Music – Yet Another Reason Why the Taliban Sucks
Imagine for a moment the chorale of Beethoven’s Ninth Symphony, the “Ode To Joy”. Almost two years ago, this piece welcomed the new Millennium as it was played in cities around the world. Twenty three years before that event it – along with 10,000 voices and songs from around the world – was included in a disk of music attached to the sides of Voyager in the hope that an alien civilization would find this artifact and use it to learn about us.
Whether your taste is more Back Street Boys than Bach, there are few on this planet who cannot appreciate the spirit of Beethoven’s Ode to Joy. The music grabs you by the shoulders, and lifts your spirits high, as if showing you a promised land that lays just over the horizon. It’s sentimental in the typical German style of the time – meaning that it isn’t the most subtle of pieces. The Ode is about power and transformation, not about surprise or artifice.
Music defines who we are. In broad strokes it tells us what culture we are from and what are values are. It defines subcultures within cultures, so that a Goth who listens to Marilyn Manson shares little (it is hoped) in common with the kid down the street who wears cowboy boots and thinks Garth Brooks’ is cool.

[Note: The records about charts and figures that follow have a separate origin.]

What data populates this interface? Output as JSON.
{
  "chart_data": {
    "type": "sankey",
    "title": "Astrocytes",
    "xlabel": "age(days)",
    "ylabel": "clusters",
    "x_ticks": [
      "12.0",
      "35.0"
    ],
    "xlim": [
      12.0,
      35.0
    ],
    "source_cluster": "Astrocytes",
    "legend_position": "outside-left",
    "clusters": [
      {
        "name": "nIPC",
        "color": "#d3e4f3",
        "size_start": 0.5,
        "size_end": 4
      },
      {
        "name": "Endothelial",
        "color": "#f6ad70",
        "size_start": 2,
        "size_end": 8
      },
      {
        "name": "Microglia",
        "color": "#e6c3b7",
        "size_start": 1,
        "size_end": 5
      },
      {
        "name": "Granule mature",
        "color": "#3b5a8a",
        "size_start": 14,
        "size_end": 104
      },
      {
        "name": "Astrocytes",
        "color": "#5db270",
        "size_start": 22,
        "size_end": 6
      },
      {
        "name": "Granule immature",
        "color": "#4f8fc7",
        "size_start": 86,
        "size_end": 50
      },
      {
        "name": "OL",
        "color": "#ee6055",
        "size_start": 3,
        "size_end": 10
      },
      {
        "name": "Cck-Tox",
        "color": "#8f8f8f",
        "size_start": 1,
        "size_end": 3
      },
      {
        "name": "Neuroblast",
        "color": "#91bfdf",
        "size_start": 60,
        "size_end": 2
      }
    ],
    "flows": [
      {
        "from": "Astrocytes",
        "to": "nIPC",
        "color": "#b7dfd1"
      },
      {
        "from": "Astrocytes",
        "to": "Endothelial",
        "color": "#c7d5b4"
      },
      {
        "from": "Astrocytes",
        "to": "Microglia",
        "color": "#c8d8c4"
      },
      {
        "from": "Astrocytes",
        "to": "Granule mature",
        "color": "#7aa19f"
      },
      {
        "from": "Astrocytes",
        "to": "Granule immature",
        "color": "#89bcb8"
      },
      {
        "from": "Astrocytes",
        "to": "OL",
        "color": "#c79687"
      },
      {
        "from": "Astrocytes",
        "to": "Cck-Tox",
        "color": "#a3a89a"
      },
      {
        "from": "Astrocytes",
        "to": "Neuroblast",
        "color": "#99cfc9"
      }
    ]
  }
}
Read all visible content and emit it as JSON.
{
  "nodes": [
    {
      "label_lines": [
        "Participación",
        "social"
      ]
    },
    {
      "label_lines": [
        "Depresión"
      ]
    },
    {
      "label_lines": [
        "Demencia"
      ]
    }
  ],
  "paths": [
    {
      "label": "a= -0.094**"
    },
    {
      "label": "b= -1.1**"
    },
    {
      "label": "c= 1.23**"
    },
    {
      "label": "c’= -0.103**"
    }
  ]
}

Most cultures use music to celebrate joyous times, and to solemnize sad ones. Imagine a wedding without music, silence taking the place of sappy guitar or poorly played organ music. How about a funeral without Mozart’s Requiem? Has any piece of music ever captured sadness in a more powerful way?
Music is a worldwide phenomenon. Wait for a stoplight in LA and one will hear at least half a dozen different types of music being played on car stereos. Walk the streets of Nairobi and it’s hard to escape the sounds of American rap music, Congolese soukous or reggae.
Music unites across cultures. During the Cold War, smuggled Beatles albums gave Soviet citizens a taste of freedom, uniting the Slavs with the frantically screaming boppers in the audience of the Ed Sullivan Show in New York 1964. Czech Republic President Vaclav Havel can talk just as much about 1960s folk music as he can on fighting oppression or managing a nation in its transition into a market economy. Or what do white kids from wealthy suburban families have in common with black kids from the projects besides Snoop Doggy Dog, Doctor Dre and Busta Rhymes?
Music is a weapon. Just ask General Noriega who was holed up in the Papal Nuncio in Panama City in 1989. US Forces used AC/DC, Ted Nugent, Van Halen, Ratt, Poison and several other 70’s and 80’s favorites to convince him to surrender. For a look at their playlist, click here.
Finally, music has been ever present. It is found in every culture going back to the dawn of the written record. Small lutes have been found dating back thousands of years before that. It is ever present in the Bible, Torah, Upanishads, and Koran.
As yet science has been unable to explain what music is and why we perceive it the way we do. But what is clear is that it is a potent force which may be bottled up for awhile but cannot be suppressed forever. When the Taliban left Kabul a few weeks ago, the streets erupted with the sound of music as old tapes and boom boxes were carted out from their hiding places.
Music brings joy to the listener. It makes memories sweeter and more vivid. And any regime that dares stand in its way risks getting as swept away by its force as the Baptist preachers who tried banning Elvis in the 1950s.
So dig out Beethoven’s Ninth. With luck Bin-Laden and Mullah Omar will hear it on their way to Hell.